Bulgaristan’da basın özgürlüğü durumu nedir?
James Dawson’ın ülkede ilk kez saha araştırması yaptığı 2011’den bu yana, “Bulgaristan’da basın özgürlüğünün düşüşte olduğu açık” diyor.
Nitekim, 2013’ten bu yana Bulgaristan’ın RSF’nin Dünya Basın Özgürlüğü Endeksi’ndeki sıralaması 24 sıra gerileyerek 2020’de 111. sırada yer alıyor.
Örgüt, önde gelen gazetecilerin görevden alınması ve bazı üst düzey medya kuruluşlarının mülkiyeti de dahil olmak üzere, barometresindeki düşük puanın kanıtı olarak birkaç olayı gösteriyor.
RSF, ülkenin en popüler iki medya grubu olan NOVA Broadcasting Group ve BTV Media Group’un sahipliklerini değiştirdiğini ve eski araştırmacı gazeteciler Miroluba Benatova ve Genka Shikerova’nın anlaşmadan kısa bir süre sonra ayrılmaya zorlandığını söyledi.
Şimdi Coventry Üniversitesi’nde karşılaştırmalı siyaset dersi veren Dawson, “Bulgaristan, gerçekten neler olup bittiğini öğrenmek istiyorsanız sosyal medyaya bakmanız ve ana akım gazeteleri geçmeniz gereken bir yer” dedi.
Ülkedeki araştırmacı haberciliğin liderleri olarak katkılarla finanse edilen çevrimiçi medyaya atıfta bulunuyor, ancak “bu tür şeyler yapan gazeteciler kişisel taciz görüyorlar” diyor.

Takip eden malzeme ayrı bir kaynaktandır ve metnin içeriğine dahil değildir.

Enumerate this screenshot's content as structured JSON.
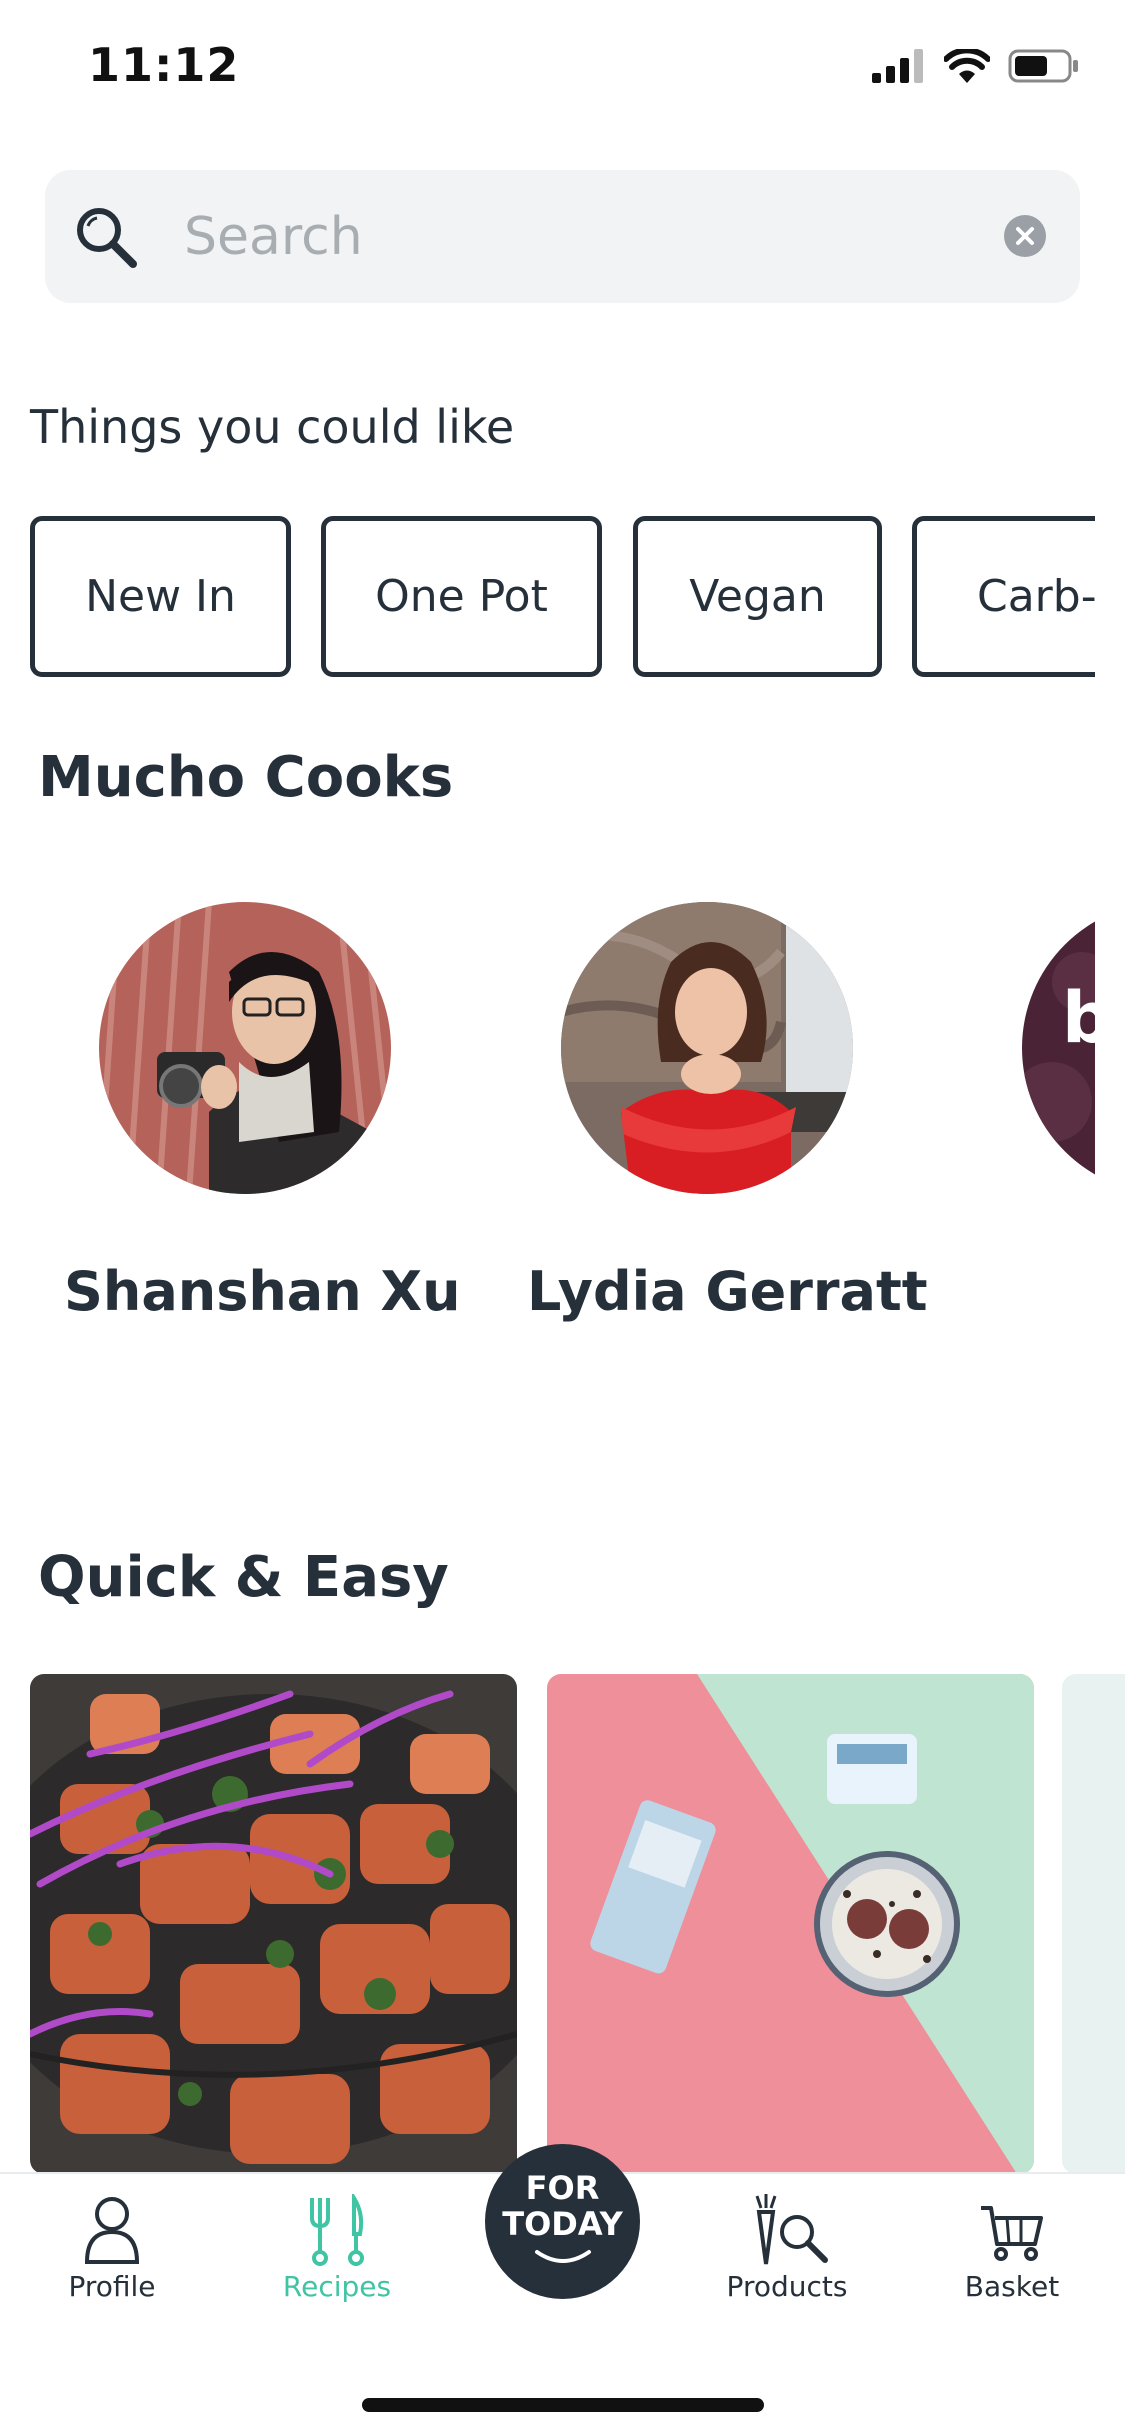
{
  "status_bar": {
    "time": "11:12"
  },
  "search": {
    "placeholder": "Search",
    "value": ""
  },
  "suggestions": {
    "title": "Things you could like",
    "chips": [
      {
        "label": "New In"
      },
      {
        "label": "One Pot"
      },
      {
        "label": "Vegan"
      },
      {
        "label": "Carb-"
      }
    ]
  },
  "cooks": {
    "title": "Mucho Cooks",
    "items": [
      {
        "name": "Shanshan Xu"
      },
      {
        "name": "Lydia Gerratt"
      }
    ]
  },
  "quick_easy": {
    "title": "Quick & Easy"
  },
  "tab_bar": {
    "items": [
      {
        "label": "Profile",
        "icon": "person-icon"
      },
      {
        "label": "Recipes",
        "icon": "fork-knife-icon",
        "active": true
      },
      {
        "label": "FOR TODAY",
        "line1": "FOR",
        "line2": "TODAY"
      },
      {
        "label": "Products",
        "icon": "carrot-search-icon"
      },
      {
        "label": "Basket",
        "icon": "cart-icon"
      }
    ]
  },
  "colors": {
    "accent": "#3fc4a4",
    "text": "#25303a",
    "search_bg": "#f2f3f4"
  }
}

Basın özgürlüğü için küresel bir ağ olan Uluslararası Basın Enstitüsü (IPI) Temmuz ayında Bulgaristan başsavcısını araştırmacı gazeteci Nikolay Staykov’a yönelik ölüm tehditlerine ilişkin şeffaf bir soruşturma sağlamaya çağırdı.
STK Yolsuzlukla Mücadele Fonu’nun kurucularından olan tanınmış bir Bulgar gazeteci olan Staykov, hazırladığı ve sürmekte olan bir soruşturma belgeseliyle bağlantılı olduğuna inandığı “eşgüdümlü” bir taciz kampanyasının bir parçası olarak Haziran ayında tehdit telefonları aldığını söyledi. iddia edilen devlet yolsuzluğu hakkında.
Ancak Winchester Üniversitesi’nde öğretim görevlisi olan Gergana Dimova’ya göre, “yüzeydeki medyanın çoğunluğu hükümet ve hükümet yanlısı oligarklar tarafından kontrol edilirken” daha da önemlisi, bağımsız gazeteciliğin yaşadığı “bazı “cepler” var ve bazen büyür”.
Sansür ve otosansürün derecesini ölçmenin zor olduğunu söylerken, Bulgaristan’daki durumun RSF raporunun bulgularının ötesinde daha nüanslı olduğunu da sözlerine ekledi.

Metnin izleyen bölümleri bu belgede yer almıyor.